At the time of writing, Tiffany shares traded nearly flat at $131.5 on Tuesday. However, the stock is down about 2% so far this year.

Executive Comments

“We believe that the results we released today demonstrate that our strong continuing execution against the strategic priorities we set three years ago positions us to achieve sustainable sales, margin and earnings growth for this legendary brand. Further to continued management focus and investment in that important market, sales in Mainland China continued to grow dramatically in the third quarter, increasing by over 70%, with comparable sales nearly doubling in that period as compared to the prior year,” said Alessandro Bogliolo, Chief Executive Officer.

“In addition, and consistent with our focus, e-commerce sales finished the third quarter up 92% globally as compared to the prior year, performing positively in all markets. As a result, total e-commerce sales represent 12% of total net sales in the year-to-date, as compared to 6% for each of the last three fiscal years,”

Tiffany Stores Stock Price Forecast

Seven equity analysts forecast the average price in 12 months at $127.38 with a high forecast of $135.00 and a low forecast of $120.00. The average price target represents a -3.17% decrease from the last price of $131.55. All those seven analysts rated “Hold”, according to Tipranks.

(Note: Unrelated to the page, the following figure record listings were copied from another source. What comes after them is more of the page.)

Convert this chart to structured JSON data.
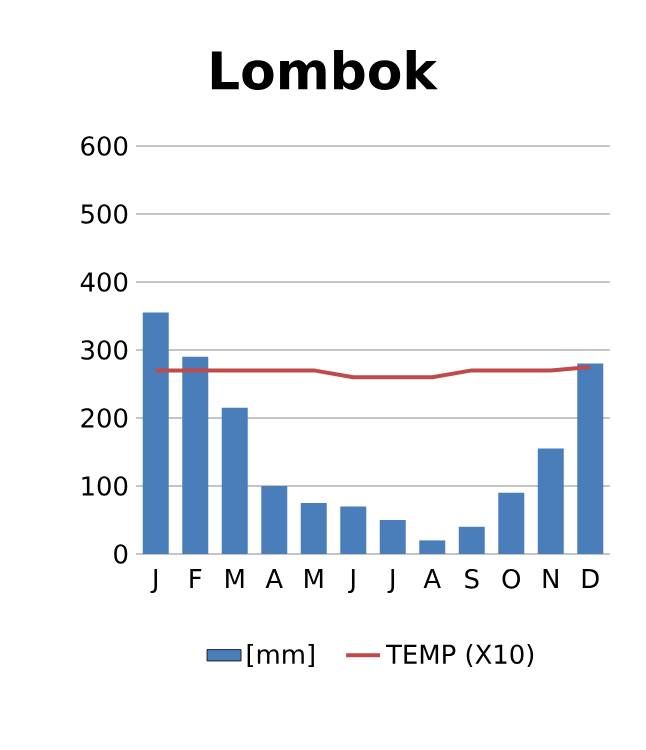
{
  "chart_data": {
    "type": "bar",
    "title": "Lombok",
    "categories": [
      "J",
      "F",
      "M",
      "A",
      "M",
      "J",
      "J",
      "A",
      "S",
      "O",
      "N",
      "D"
    ],
    "series": [
      {
        "name": "[mm]",
        "color": "#4a7ebb",
        "values": [
          355,
          290,
          215,
          100,
          75,
          70,
          50,
          20,
          40,
          90,
          155,
          280
        ]
      },
      {
        "name": "TEMP (X10)",
        "type": "line",
        "color": "#be4b48",
        "values": [
          270,
          270,
          270,
          270,
          270,
          260,
          260,
          260,
          270,
          270,
          270,
          275
        ]
      }
    ],
    "ylim": [
      0,
      600
    ],
    "yticks": [
      0,
      100,
      200,
      300,
      400,
      500,
      600
    ],
    "grid": "y",
    "legend": "bottom"
  }
}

Morgan Stanley gave the base target price of $131.5 with a high of $131.5 under a bull-case scenario and $87 under the worst-case scenario. The firm currently has an “Equal-weight” rating on the specialty retailer’s stock.

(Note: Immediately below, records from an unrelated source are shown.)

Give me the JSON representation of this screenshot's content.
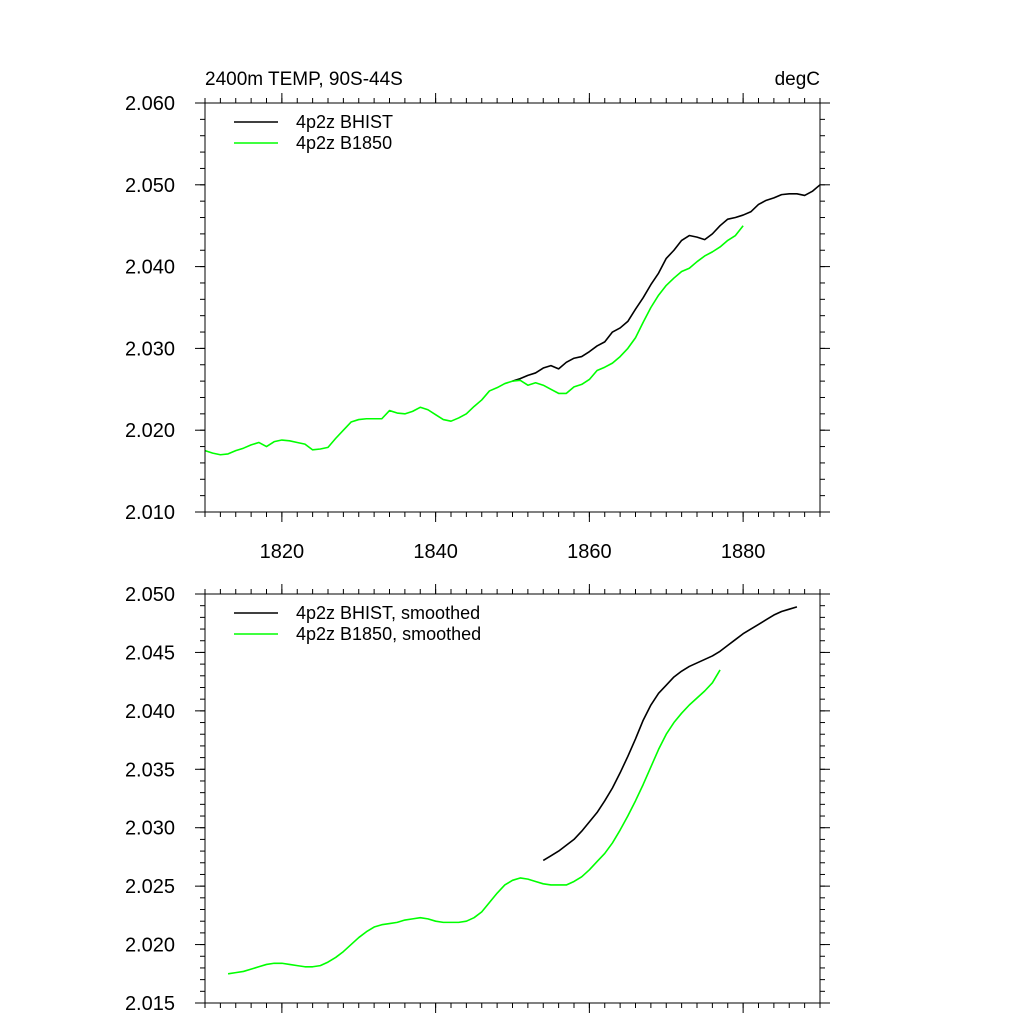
{
  "chart_data": [
    {
      "type": "line",
      "title_left": "2400m TEMP, 90S-44S",
      "title_right": "degC",
      "xlim": [
        1810,
        1890
      ],
      "ylim": [
        2.01,
        2.06
      ],
      "xticks": [
        1820,
        1840,
        1860,
        1880
      ],
      "xtick_labels": [
        "1820",
        "1840",
        "1860",
        "1880"
      ],
      "yticks": [
        2.01,
        2.02,
        2.03,
        2.04,
        2.05,
        2.06
      ],
      "ytick_labels": [
        "2.010",
        "2.020",
        "2.030",
        "2.040",
        "2.050",
        "2.060"
      ],
      "legend_position": "top-left",
      "series": [
        {
          "name": "4p2z BHIST",
          "color": "#000000",
          "x": [
            1850,
            1851,
            1852,
            1853,
            1854,
            1855,
            1856,
            1857,
            1858,
            1859,
            1860,
            1861,
            1862,
            1863,
            1864,
            1865,
            1866,
            1867,
            1868,
            1869,
            1870,
            1871,
            1872,
            1873,
            1874,
            1875,
            1876,
            1877,
            1878,
            1879,
            1880,
            1881,
            1882,
            1883,
            1884,
            1885,
            1886,
            1887,
            1888,
            1889,
            1890
          ],
          "y": [
            2.026,
            2.0263,
            2.0267,
            2.027,
            2.0276,
            2.0279,
            2.0275,
            2.0283,
            2.0288,
            2.029,
            2.0296,
            2.0303,
            2.0308,
            2.032,
            2.0325,
            2.0333,
            2.0348,
            2.0362,
            2.0378,
            2.0392,
            2.041,
            2.042,
            2.0432,
            2.0438,
            2.0436,
            2.0433,
            2.044,
            2.045,
            2.0458,
            2.046,
            2.0463,
            2.0467,
            2.0476,
            2.0481,
            2.0484,
            2.0488,
            2.0489,
            2.0489,
            2.0487,
            2.0492,
            2.05
          ]
        },
        {
          "name": "4p2z B1850",
          "color": "#00ff00",
          "x": [
            1810,
            1811,
            1812,
            1813,
            1814,
            1815,
            1816,
            1817,
            1818,
            1819,
            1820,
            1821,
            1822,
            1823,
            1824,
            1825,
            1826,
            1827,
            1828,
            1829,
            1830,
            1831,
            1832,
            1833,
            1834,
            1835,
            1836,
            1837,
            1838,
            1839,
            1840,
            1841,
            1842,
            1843,
            1844,
            1845,
            1846,
            1847,
            1848,
            1849,
            1850,
            1851,
            1852,
            1853,
            1854,
            1855,
            1856,
            1857,
            1858,
            1859,
            1860,
            1861,
            1862,
            1863,
            1864,
            1865,
            1866,
            1867,
            1868,
            1869,
            1870,
            1871,
            1872,
            1873,
            1874,
            1875,
            1876,
            1877,
            1878,
            1879,
            1880
          ],
          "y": [
            2.0175,
            2.0172,
            2.017,
            2.0171,
            2.0175,
            2.0178,
            2.0182,
            2.0185,
            2.018,
            2.0186,
            2.0188,
            2.0187,
            2.0185,
            2.0183,
            2.0176,
            2.0177,
            2.0179,
            2.019,
            2.02,
            2.021,
            2.0213,
            2.0214,
            2.0214,
            2.0214,
            2.0224,
            2.0221,
            2.022,
            2.0223,
            2.0228,
            2.0225,
            2.0219,
            2.0213,
            2.0211,
            2.0215,
            2.022,
            2.0229,
            2.0237,
            2.0248,
            2.0252,
            2.0257,
            2.026,
            2.0261,
            2.0255,
            2.0258,
            2.0255,
            2.025,
            2.0245,
            2.0245,
            2.0253,
            2.0256,
            2.0262,
            2.0273,
            2.0277,
            2.0282,
            2.029,
            2.03,
            2.0313,
            2.0332,
            2.035,
            2.0365,
            2.0377,
            2.0386,
            2.0394,
            2.0398,
            2.0406,
            2.0413,
            2.0418,
            2.0424,
            2.0432,
            2.0438,
            2.045
          ]
        }
      ]
    },
    {
      "type": "line",
      "xlim": [
        1810,
        1890
      ],
      "ylim": [
        2.015,
        2.05
      ],
      "xticks": [
        1820,
        1840,
        1860,
        1880
      ],
      "xtick_labels": [],
      "yticks": [
        2.015,
        2.02,
        2.025,
        2.03,
        2.035,
        2.04,
        2.045,
        2.05
      ],
      "ytick_labels": [
        "2.015",
        "2.020",
        "2.025",
        "2.030",
        "2.035",
        "2.040",
        "2.045",
        "2.050"
      ],
      "legend_position": "top-left",
      "series": [
        {
          "name": "4p2z BHIST, smoothed",
          "color": "#000000",
          "x": [
            1854,
            1855,
            1856,
            1857,
            1858,
            1859,
            1860,
            1861,
            1862,
            1863,
            1864,
            1865,
            1866,
            1867,
            1868,
            1869,
            1870,
            1871,
            1872,
            1873,
            1874,
            1875,
            1876,
            1877,
            1878,
            1879,
            1880,
            1881,
            1882,
            1883,
            1884,
            1885,
            1886,
            1887
          ],
          "y": [
            2.0272,
            2.0276,
            2.028,
            2.0285,
            2.029,
            2.0297,
            2.0305,
            2.0313,
            2.0323,
            2.0334,
            2.0347,
            2.0361,
            2.0376,
            2.0392,
            2.0405,
            2.0415,
            2.0422,
            2.0429,
            2.0434,
            2.0438,
            2.0441,
            2.0444,
            2.0447,
            2.0451,
            2.0456,
            2.0461,
            2.0466,
            2.047,
            2.0474,
            2.0478,
            2.0482,
            2.0485,
            2.0487,
            2.0489
          ]
        },
        {
          "name": "4p2z B1850, smoothed",
          "color": "#00ff00",
          "x": [
            1813,
            1814,
            1815,
            1816,
            1817,
            1818,
            1819,
            1820,
            1821,
            1822,
            1823,
            1824,
            1825,
            1826,
            1827,
            1828,
            1829,
            1830,
            1831,
            1832,
            1833,
            1834,
            1835,
            1836,
            1837,
            1838,
            1839,
            1840,
            1841,
            1842,
            1843,
            1844,
            1845,
            1846,
            1847,
            1848,
            1849,
            1850,
            1851,
            1852,
            1853,
            1854,
            1855,
            1856,
            1857,
            1858,
            1859,
            1860,
            1861,
            1862,
            1863,
            1864,
            1865,
            1866,
            1867,
            1868,
            1869,
            1870,
            1871,
            1872,
            1873,
            1874,
            1875,
            1876,
            1877
          ],
          "y": [
            2.0175,
            2.0176,
            2.0177,
            2.0179,
            2.0181,
            2.0183,
            2.0184,
            2.0184,
            2.0183,
            2.0182,
            2.0181,
            2.0181,
            2.0182,
            2.0185,
            2.0189,
            2.0194,
            2.02,
            2.0206,
            2.0211,
            2.0215,
            2.0217,
            2.0218,
            2.0219,
            2.0221,
            2.0222,
            2.0223,
            2.0222,
            2.022,
            2.0219,
            2.0219,
            2.0219,
            2.022,
            2.0223,
            2.0228,
            2.0236,
            2.0244,
            2.0251,
            2.0255,
            2.0257,
            2.0256,
            2.0254,
            2.0252,
            2.0251,
            2.0251,
            2.0251,
            2.0254,
            2.0258,
            2.0264,
            2.0271,
            2.0278,
            2.0287,
            2.0298,
            2.031,
            2.0323,
            2.0337,
            2.0352,
            2.0367,
            2.038,
            2.039,
            2.0398,
            2.0405,
            2.0411,
            2.0417,
            2.0424,
            2.0435
          ]
        }
      ]
    }
  ]
}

Several other analysts have also upgraded their stock outlook. ValuEngine upgraded Tiffany & Co. to a buy rating from hold. Zacks Investment Research upgraded to a buy rating from hold and set a $129 price target. UBS Group lowered their price target to $123 from $135 and set a neutral rating. Wells Fargo & Company lowered their price target to $120 from $135 and set an equal weight rating.

Analyst Comments

“LVMH and TIF announced LVMH will acquire TIF for $135/share in November 2019, and following potential transaction risk in September 2020 and subsequent legal disputes, both parties agreed to a slightly reduced $131.50/share purchase price in October 2020. Despite the slightly amended acquisition price, the transaction valuation remains in line with LVMH’s precedent transactions, and appears reasonably haircut to reflect COVID-19’s impact on TIF’s cash flows,” said Kimberly Greenberger, equity analyst at Morgan Stanley.

“We continue to see solid strategic rationale, as TIF’s status as a dominant luxury brand, global expansion potential, and pricing power make it a fundamentally attractive business,” Greenberger added.